The performers gamely gasp every time a decades-old plot point is brandished anew, and the music swells dramatically, but all this is old news. If the dialogue were sparkling, the repetition might be forgivable, but lines like “You are a vile sorceress!”, while in best Dark Shadows tradition, aren’t enough to justify sitting through rehashed material from the 1795 storyline. And when the verdict is finally handed down… I don’t want to give away the ending here, but to those who have heard the audio, I’d pose a further question: what was the point? Given what’s revealed in the final minute, why was this worth hearing at all? Even without getting into the ending, I would question the value of the trial structure. In a confrontation between Angelique and Josette, any Dark Shadows fan knows who’s good and who’s bad, and there’s only so much enjoyment that can be gotten listening to the bad one pretend to be good. I’m not the type to demand meaningful plot above all else, but Dark Shadows, like many soaps, works best when it tells a story that has some weight, and the final twist of this entry makes it feel like a lightweight diversion. Style can elevate something like this, but despite the typically-solid music and sound design by Nigel Fairs and entertaining performances by Parker and Scott, the audio never takes wing.

Parker and Scott do handle the material quite well, injecting as much drama as they can without going over the top, and they have lovely speaking voices. They certainly doesn’t sound forty years older. One problem is that the two sound more than a little alike. For about half a minute I assumed that one actress was handling both parts, and throughout the audio I had to strain to tell which was which, often relying more on dialogue context to help. It may just be that I’m bad with voices, and in any case there’s no easy way to solve such a problem, but it’s another aggravation in this often frustrating release. The Dark Lord is played by Nigel Fairs, who has little to do but manages his one big moment very capably.
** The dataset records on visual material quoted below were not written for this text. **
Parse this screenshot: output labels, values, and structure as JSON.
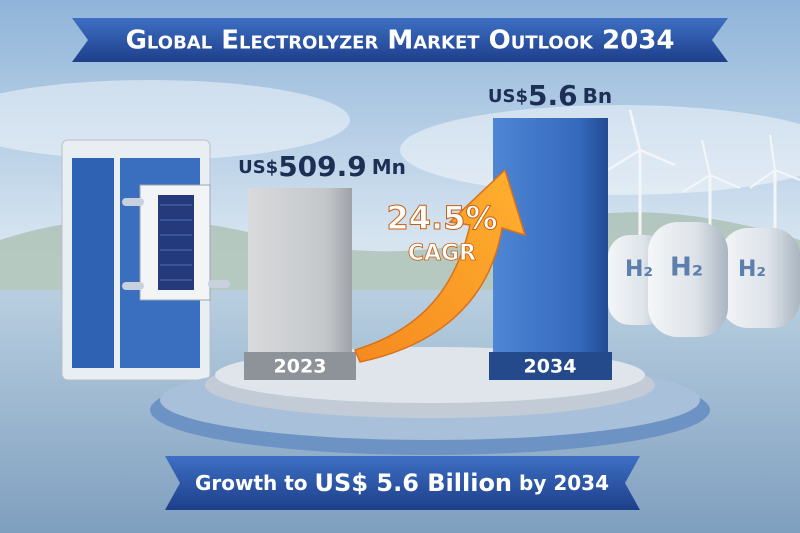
{
  "header": {
    "title": "Global Electrolyzer Market Outlook 2034"
  },
  "bars": [
    {
      "year": "2023",
      "prefix": "US$",
      "amount": "509.9",
      "unit": "Mn"
    },
    {
      "year": "2034",
      "prefix": "US$",
      "amount": "5.6",
      "unit": "Bn"
    }
  ],
  "growth": {
    "rate": "24.5%",
    "label": "CAGR"
  },
  "footer": {
    "lead": "Growth to",
    "highlight": "US$ 5.6 Billion",
    "tail": "by 2034"
  },
  "tanks": {
    "label": "H₂"
  }
}
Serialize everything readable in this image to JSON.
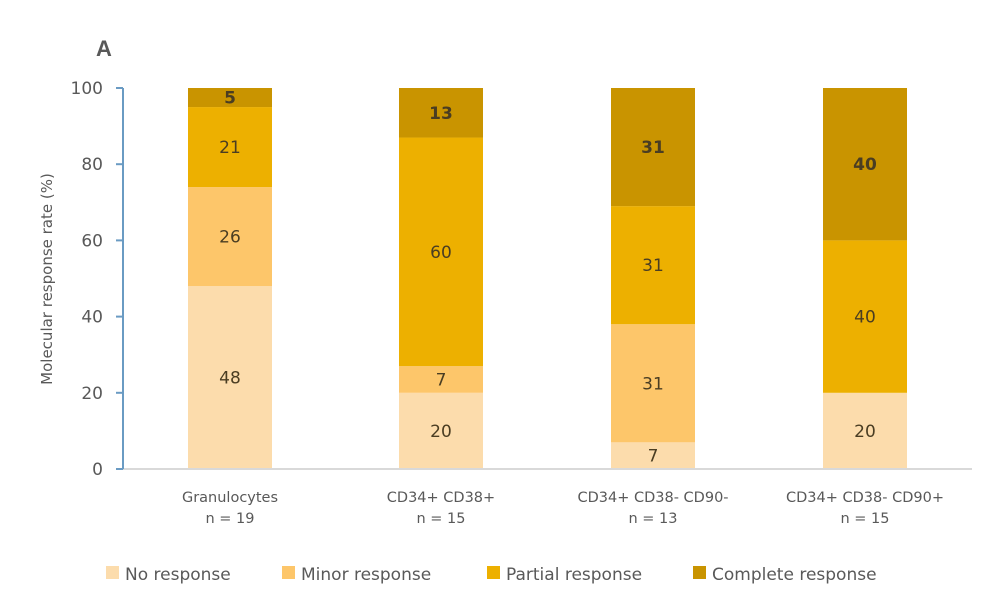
{
  "chart_data": {
    "type": "bar",
    "stacked": true,
    "panel_label": "A",
    "title": "",
    "xlabel": "",
    "ylabel": "Molecular response rate (%)",
    "ylim": [
      0,
      100
    ],
    "yticks": [
      0,
      20,
      40,
      60,
      80,
      100
    ],
    "grid": false,
    "legend_position": "bottom",
    "categories": [
      {
        "name": "Granulocytes",
        "n_label": "n = 19"
      },
      {
        "name": "CD34+ CD38+",
        "n_label": "n = 15"
      },
      {
        "name": "CD34+ CD38- CD90-",
        "n_label": "n = 13"
      },
      {
        "name": "CD34+ CD38- CD90+",
        "n_label": "n = 15"
      }
    ],
    "series": [
      {
        "name": "No response",
        "color": "#fcdcac",
        "values": [
          48,
          20,
          7,
          20
        ],
        "bold_labels": false
      },
      {
        "name": "Minor response",
        "color": "#fdc66a",
        "values": [
          26,
          7,
          31,
          0
        ],
        "bold_labels": false
      },
      {
        "name": "Partial response",
        "color": "#edb000",
        "values": [
          21,
          60,
          31,
          40
        ],
        "bold_labels": false
      },
      {
        "name": "Complete response",
        "color": "#c99400",
        "values": [
          5,
          13,
          31,
          40
        ],
        "bold_labels": true
      }
    ],
    "axis_color": "#6a9bc3"
  }
}
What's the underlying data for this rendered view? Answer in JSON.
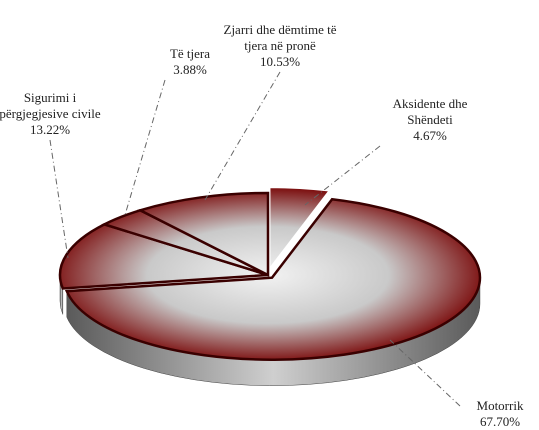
{
  "chart_data": {
    "type": "pie",
    "categories": [
      "Aksidente dhe Shëndeti",
      "Motorrik",
      "Sigurimi i përgjegjesive civile",
      "Të tjera",
      "Zjarri dhe dëmtime të tjera në pronë"
    ],
    "values": [
      4.67,
      67.7,
      13.22,
      3.88,
      10.53
    ],
    "value_labels": [
      "4.67%",
      "67.70%",
      "13.22%",
      "3.88%",
      "10.53%"
    ],
    "color": "#7a0a0a"
  }
}
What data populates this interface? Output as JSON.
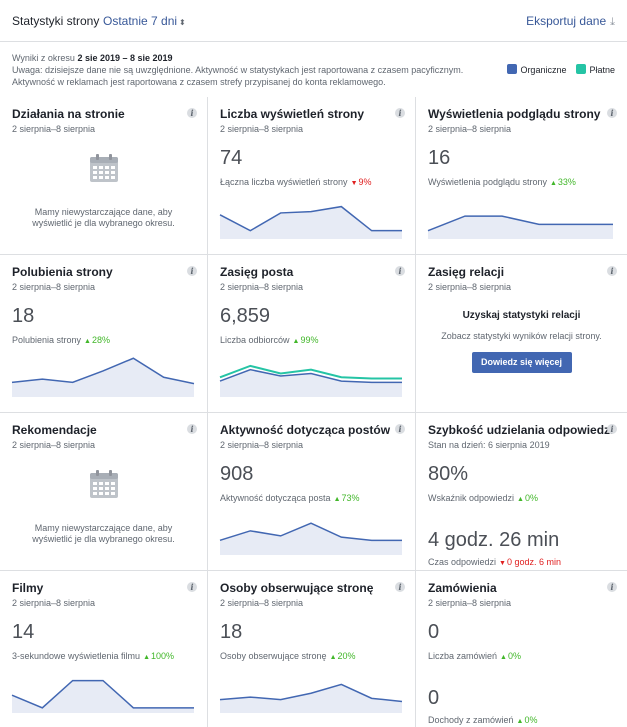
{
  "header": {
    "title": "Statystyki strony",
    "range": "Ostatnie 7 dni",
    "export": "Eksportuj dane"
  },
  "notice": {
    "line1_prefix": "Wyniki z okresu ",
    "line1_range": "2 sie 2019 – 8 sie 2019",
    "line2": "Uwaga: dzisiejsze dane nie są uwzględnione. Aktywność w statystykach jest raportowana z czasem pacyficznym.",
    "line3": "Aktywność w reklamach jest raportowana z czasem strefy przypisanej do konta reklamowego."
  },
  "legend": {
    "organic": {
      "label": "Organiczne",
      "color": "#4267b2"
    },
    "paid": {
      "label": "Płatne",
      "color": "#25c4a5"
    }
  },
  "cards": {
    "actions": {
      "title": "Działania na stronie",
      "date": "2 sierpnia–8 sierpnia",
      "nodata": [
        "Mamy niewystarczające dane, aby",
        "wyświetlić je dla wybranego okresu."
      ]
    },
    "views": {
      "title": "Liczba wyświetleń strony",
      "date": "2 sierpnia–8 sierpnia",
      "value": "74",
      "sub": "Łączna liczba wyświetleń strony",
      "delta": "9%",
      "trend": "down",
      "series": [
        35,
        10,
        38,
        40,
        48,
        10,
        10
      ]
    },
    "previews": {
      "title": "Wyświetlenia podglądu strony",
      "date": "2 sierpnia–8 sierpnia",
      "value": "16",
      "sub": "Wyświetlenia podglądu strony",
      "delta": "33%",
      "trend": "up",
      "series": [
        10,
        33,
        33,
        20,
        20,
        20
      ]
    },
    "likes": {
      "title": "Polubienia strony",
      "date": "2 sierpnia–8 sierpnia",
      "value": "18",
      "sub": "Polubienia strony",
      "delta": "28%",
      "trend": "up",
      "series": [
        20,
        25,
        20,
        38,
        58,
        28,
        18
      ]
    },
    "reach": {
      "title": "Zasięg posta",
      "date": "2 sierpnia–8 sierpnia",
      "value": "6,859",
      "sub": "Liczba odbiorców",
      "delta": "99%",
      "trend": "up",
      "series": [
        22,
        40,
        30,
        34,
        22,
        20,
        20
      ],
      "series_paid": [
        28,
        46,
        34,
        40,
        28,
        26,
        26
      ]
    },
    "stories": {
      "title": "Zasięg relacji",
      "date": "2 sierpnia–8 sierpnia",
      "head": "Uzyskaj statystyki relacji",
      "sub": "Zobacz statystyki wyników relacji strony.",
      "button": "Dowiedz się więcej"
    },
    "recommend": {
      "title": "Rekomendacje",
      "date": "2 sierpnia–8 sierpnia",
      "nodata": [
        "Mamy niewystarczające dane, aby",
        "wyświetlić je dla wybranego okresu."
      ]
    },
    "engagement": {
      "title": "Aktywność dotycząca postów",
      "date": "2 sierpnia–8 sierpnia",
      "value": "908",
      "sub": "Aktywność dotycząca posta",
      "delta": "73%",
      "trend": "up",
      "series": [
        20,
        35,
        27,
        47,
        25,
        20,
        20
      ]
    },
    "response": {
      "title": "Szybkość udzielania odpowiedzi",
      "date": "Stan na dzień: 6 sierpnia 2019",
      "value": "80%",
      "sub": "Wskaźnik odpowiedzi",
      "delta": "0%",
      "trend": "up",
      "value2": "4 godz. 26 min",
      "sub2": "Czas odpowiedzi",
      "delta2": "0 godz. 6 min",
      "trend2": "down"
    },
    "videos": {
      "title": "Filmy",
      "date": "2 sierpnia–8 sierpnia",
      "value": "14",
      "sub": "3-sekundowe wyświetlenia filmu",
      "delta": "100%",
      "trend": "up",
      "series": [
        25,
        5,
        48,
        48,
        5,
        5,
        5
      ]
    },
    "followers": {
      "title": "Osoby obserwujące stronę",
      "date": "2 sierpnia–8 sierpnia",
      "value": "18",
      "sub": "Osoby obserwujące stronę",
      "delta": "20%",
      "trend": "up",
      "series": [
        18,
        22,
        18,
        28,
        42,
        20,
        15
      ]
    },
    "orders": {
      "title": "Zamówienia",
      "date": "2 sierpnia–8 sierpnia",
      "value": "0",
      "sub": "Liczba zamówień",
      "delta": "0%",
      "trend": "up",
      "value2": "0",
      "sub2": "Dochody z zamówień",
      "delta2": "0%",
      "trend2": "up"
    }
  }
}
I feel I may have been unduly harsh toward Final Judgement, but no matter how much I try I can’t find anything to mitigate my own final judgement. If you haven’t watched the 1795 storyline recently, or you don’t mind reliving it, this audio might be a worthwhile purchase, especially if you’re a fan of the characters or actresses involved. Other listeners are advised to give this one a miss, in the hope that future Dark Shadows releases will offer more in the way of action and plot. Even a soap opera can only string us along so much.

Final Judgement (by D. Lynn Smith; starring Lara Parker, Kathryn Leigh Scott) was released by Big Finish Productions in January 2010.